President Chad Long has taken over the helm of the longstanding contract manufacturer of fluid conveyance parts for aerospace customers.

Photos Jonathan Castner

“I had a non-traditional path to executive management,” says Long, who succeeded LaVonda Jeffrey as Intrex Aerospace president in late 2021.

His career in manufacturing began in the mid-1990s as a machinist. “I worked my way up to engineering roles at a couple of different companies,” says Long. “When I came to Intrex, I started out as a machinist on the floor. They liked what I did, and I was promoted up through the ranks.”

He worked as a programmer and engineer, then became director of operations, director of sales, and director of continuous improvement before moving into the C-suite. “I’ve had all kinds of titles,” says Long.

As CEO, he says, “I would like to continue to drive the whole Lean manufacturing side, keep pushing for improvements.”

Long wants to do away with any vestiges of a job-shop mentality and position the company as a manufacturing partner. “We are a build-to-print house, but what makes us unique is our history,” he says. “We didn’t start out as a mom-and-pop.”

While the company has been in its current form for a little more than a decade, Stanley Aviation — at the time an Aurora-based manufacturer of ejection seats — spun off a division in the 1970s that became Intrex Aerospace. “We’re essentially one of the remnants of Stanley Aviation,” says Long. “They wanted to get out of machining — so basically they sold off the manufacturing arm of that division to a company in Louisville.”

Michigan-based Demmer Manufacturing subsequently acquired the business — then branded Intrex Global Solutions — in 2009, a year before Long joined the company. “After the acquisition, the focus became aerospace machining,” he says. “We took all of their people, all of their equipment, and also their quality manual,” says Long. “We had a real jump start into the aerospace industry, and there are still people here from way back when. We’ve got people who have been making aerospace products for over 30 years.”

At its 75,000-square-foot facility north of Denver in Thornton, Intrex now makes about 200 different parts a month and 30,000 total units a year, largely for customers often supplying NASA and prime contractors in defense and aerospace.

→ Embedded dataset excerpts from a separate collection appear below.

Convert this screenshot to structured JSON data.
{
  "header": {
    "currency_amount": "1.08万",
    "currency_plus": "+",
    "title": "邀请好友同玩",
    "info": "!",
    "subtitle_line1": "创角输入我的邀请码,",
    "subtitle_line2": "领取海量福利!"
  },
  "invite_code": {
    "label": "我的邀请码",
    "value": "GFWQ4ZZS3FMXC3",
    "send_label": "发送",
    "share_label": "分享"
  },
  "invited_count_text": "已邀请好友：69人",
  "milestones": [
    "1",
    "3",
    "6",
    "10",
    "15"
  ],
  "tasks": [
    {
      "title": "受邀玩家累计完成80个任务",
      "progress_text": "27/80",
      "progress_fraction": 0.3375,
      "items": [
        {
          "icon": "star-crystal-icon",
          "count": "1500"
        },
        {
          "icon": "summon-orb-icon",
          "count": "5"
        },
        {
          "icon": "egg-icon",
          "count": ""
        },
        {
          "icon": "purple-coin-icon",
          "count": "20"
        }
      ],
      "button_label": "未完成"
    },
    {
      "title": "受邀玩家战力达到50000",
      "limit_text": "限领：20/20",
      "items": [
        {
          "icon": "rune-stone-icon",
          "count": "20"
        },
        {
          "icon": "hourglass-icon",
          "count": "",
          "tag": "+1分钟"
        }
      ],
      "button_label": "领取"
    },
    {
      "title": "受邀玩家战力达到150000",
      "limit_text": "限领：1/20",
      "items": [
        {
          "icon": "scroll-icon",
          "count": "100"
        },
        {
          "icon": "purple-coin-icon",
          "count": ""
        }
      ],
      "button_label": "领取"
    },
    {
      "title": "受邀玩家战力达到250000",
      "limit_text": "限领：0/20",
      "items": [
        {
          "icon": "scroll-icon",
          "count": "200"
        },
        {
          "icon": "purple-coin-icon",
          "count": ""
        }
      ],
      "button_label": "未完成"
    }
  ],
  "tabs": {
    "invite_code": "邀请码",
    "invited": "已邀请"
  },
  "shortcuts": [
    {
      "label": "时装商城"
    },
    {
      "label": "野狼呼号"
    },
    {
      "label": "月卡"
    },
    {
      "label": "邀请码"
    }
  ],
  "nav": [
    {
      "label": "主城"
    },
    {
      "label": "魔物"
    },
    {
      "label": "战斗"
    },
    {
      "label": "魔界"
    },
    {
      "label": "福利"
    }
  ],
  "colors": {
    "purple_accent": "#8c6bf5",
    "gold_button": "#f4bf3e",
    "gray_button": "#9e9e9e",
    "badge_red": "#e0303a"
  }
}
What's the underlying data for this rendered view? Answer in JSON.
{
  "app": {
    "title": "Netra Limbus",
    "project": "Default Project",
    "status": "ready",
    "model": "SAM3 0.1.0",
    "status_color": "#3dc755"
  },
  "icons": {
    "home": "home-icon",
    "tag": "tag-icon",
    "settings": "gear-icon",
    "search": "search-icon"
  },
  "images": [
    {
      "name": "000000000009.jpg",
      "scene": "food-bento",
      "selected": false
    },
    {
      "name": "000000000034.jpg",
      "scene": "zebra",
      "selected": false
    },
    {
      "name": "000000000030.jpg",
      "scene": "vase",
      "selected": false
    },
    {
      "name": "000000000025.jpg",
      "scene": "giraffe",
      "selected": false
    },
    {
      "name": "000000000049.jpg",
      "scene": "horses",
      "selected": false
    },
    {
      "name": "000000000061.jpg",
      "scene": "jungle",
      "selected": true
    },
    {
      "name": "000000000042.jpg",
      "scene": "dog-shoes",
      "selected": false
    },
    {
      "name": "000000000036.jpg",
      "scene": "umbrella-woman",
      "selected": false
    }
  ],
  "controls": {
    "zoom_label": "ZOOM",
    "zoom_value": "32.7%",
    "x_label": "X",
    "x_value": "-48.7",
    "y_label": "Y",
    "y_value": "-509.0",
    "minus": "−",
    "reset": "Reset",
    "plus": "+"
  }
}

Using about 35 CNC machines, Intrex specializes in mill-turn parts for fluid conveyance. “The bulk of what we make is components for fluid conveyance,” says Long. “It’s connecting tubes and hoses inside of an airplane. As that shakes around and changes temperature, there’s a fairly significant load on it.”

It’s notably intricate work, he adds. “Some of that stuff, once it starts to get thin — especially in larger diameters — it wants to spring into all kinds of different shapes. With all the history and knowledge of machining that, we figured out how to do it and be pretty successful up front with it.”

The company has made components for the International Space Station and other projects with “high-level customer requirements,” says Long.”I think what separates us would be our performance numbers: Right now, we’re sitting at 100 percent on-time delivery and zero product defects.”

He adds, “We’re unique in that we typically target a strategic partner, rather than looking for any customer that will pay the bills. We’re really, really careful on what we quote. We want to make sure we’re going to be successful.”

The pandemic impacted the company negatively. At first, orders dried up, before revving up to “slow to moderate growth” in 2021, says Long. He forecasts sales to increase by about 10 percent in 2022.

Challenges: Intrex had 100 employees before the onset of COVID-19, but has about half of that number as of early 2022. “We’re going to have to explore how hard it is going to be to hire,” says Long. “When you talk to anybody, that’s all they talk about is how difficult it is.”

Automation has been a mitigating factor. “We have a couple machines we’ve equipped so they can run at least one shift unattended,” says Long. “It’s definitely paid off. If you have the volume, I think you have to look at that.”

Opportunities: “With the state of the market right now, it’s a little bit in flux,” says Long. “When the pandemic hit, it seems the aerospace market overbuilt a little bit, thinking it wasn’t going to last as long as it did. So we haven’t seen the full rebound yet, based on how many people are flying these days.”

Needs: Talent, with the most immediate being quality and manufacturing engineers, a buyer, and accounting help, followed by production staff later in 2022. “We’re bursting at the seams with the amount of work that we’ve got with the staffing,” says Long.